Мануку оставались секунды на раздумье. А вдруг это предатель, и тогда безвинный сосед тоже потеряет и жизнь и свой дом – взбешенные янычары спалят все вокруг. Но тут он вспомнил этого янычарского агу. Он с братом обвешивали покупателей при продаже мяса, и кади-судья постановил отрубить головы горе-продавцам и повесить их на крюки с тушами баранины5. Их мать прислала слугу к Манук-бею, умоляла спасти сыновей. Айяном Разграда тогда был Мустафа Байрактар, и Манук-бей выкупил обе «головы» за один кисет. И если сейчас он спасется, только одна его голова, выходит, стоит целый кисет, – с усмешкой подумал Манук. – Интересно, чей Бог сохранил ему жизнь в этот раз?..
Но на раздумья времени не было: снизу уже раздавались глухие крики. Манук быстро выбрался через окно на крышу и спустился в соседский сад. Подбежавший хозяин почтительно поздоровался с уважаемым человеком и отвел его в дальнюю комнату, откуда можно было наблюдать за виллой.
Оба, затаив дыхание, смотрели на ворота, облепленные толпой янычар, кричавших, что не место гяуру на земле, если он решил водиться с преступником Байрактаром и прятать у себя его сокровища. Толпа под предводительством того самого янычар-агасы ворвалась в дом и стала обыскивать все углы. На их грубые расспросы Папик отвечал, что Манук не приходил после пожара и никто не знает, жив он или нет. А если жив, то давно убежал…
Не найдя никого и обшарив дом, но не обнаружив драгоценностей, они хотели увести с собой двух немолодых служанок и Папика, но за них вступился агасы:
– Кому нужны их головы? На Этмейдан надо выставлять головы преступников из банды визиря! Эти жалкие райеты6 его даже не знали. Нам нужен сам Манук-бей! Но ведь он не стал бы нас дожидаться… Давайте сторожить дом до утра, а там у нас в списке еще немало народу.
Янычары рыскали в доме еще несколько часов. Папик вынес им огромный котел с пловом, и, насытившись, янычары поплелись дальше, так и не отведав крови. Но сторожей оставили по всем углам виллы.
Манук с хозяином соседнего дома долго сидели молча в темной комнате, и каждый из них думал о своём. Хороший человек был сосед, его всегда приглашали сюда за хороший стол. Но даже он, мусульманин, не был уверен в своем завтрашнем дне…

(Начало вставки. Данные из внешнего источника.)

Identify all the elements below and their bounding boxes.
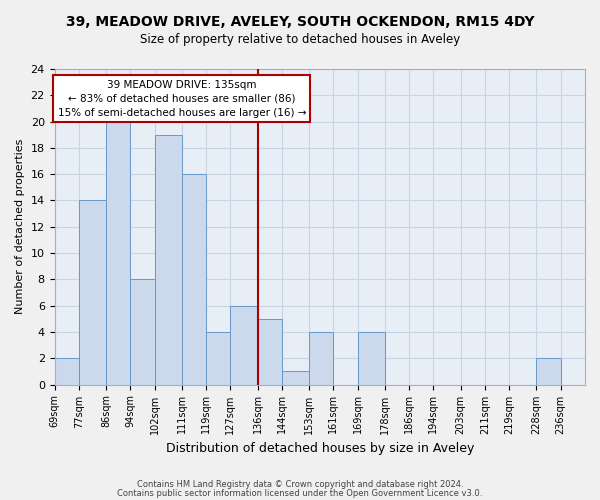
Bar: [309, 332, 334, 384]
Text: Contains public sector information licensed under the Open Government Licence v3: Contains public sector information licen…: [118, 489, 482, 498]
Bar: [536, 358, 561, 384]
Text: 39, MEADOW DRIVE, AVELEY, SOUTH OCKENDON, RM15 4DY: 39, MEADOW DRIVE, AVELEY, SOUTH OCKENDON…: [65, 15, 535, 29]
Bar: [182, 174, 206, 384]
Bar: [206, 332, 230, 384]
Bar: [79, 200, 106, 384]
Bar: [230, 306, 257, 384]
X-axis label: Distribution of detached houses by size in Aveley: Distribution of detached houses by size …: [166, 442, 474, 455]
Bar: [358, 332, 385, 384]
Y-axis label: Number of detached properties: Number of detached properties: [15, 139, 25, 314]
Bar: [130, 280, 155, 384]
Bar: [282, 372, 309, 384]
Text: Contains HM Land Registry data © Crown copyright and database right 2024.: Contains HM Land Registry data © Crown c…: [137, 480, 463, 489]
Bar: [55, 358, 79, 384]
Bar: [257, 319, 282, 384]
Text: 39 MEADOW DRIVE: 135sqm
← 83% of detached houses are smaller (86)
15% of semi-de: 39 MEADOW DRIVE: 135sqm ← 83% of detache…: [58, 80, 306, 118]
Text: Size of property relative to detached houses in Aveley: Size of property relative to detached ho…: [140, 32, 460, 46]
Bar: [155, 134, 182, 384]
Bar: [106, 122, 130, 384]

На третий день агасы пришел сам и сообщил, что опасность миновала и Манук-бей может быть свободен. Город почти успокоился, янычары поверили тому, что все, кто боялся расправы, успели бежать, и теперь праздновали победу. Сказал, что в списке первыми идут Галиб-эфенди, Рамиз-паша, Ахмед-ага, сам Манук-бей и другие известные соратники Мустафы. Вздыхая, янычар-агасы предупредил, что если кто попал в список – кара настигнет всех.
Янычары победили. Но сможет ли эта армия воевать с русскими? Как и о чём договорятся русские с французами и что останется от княжеств?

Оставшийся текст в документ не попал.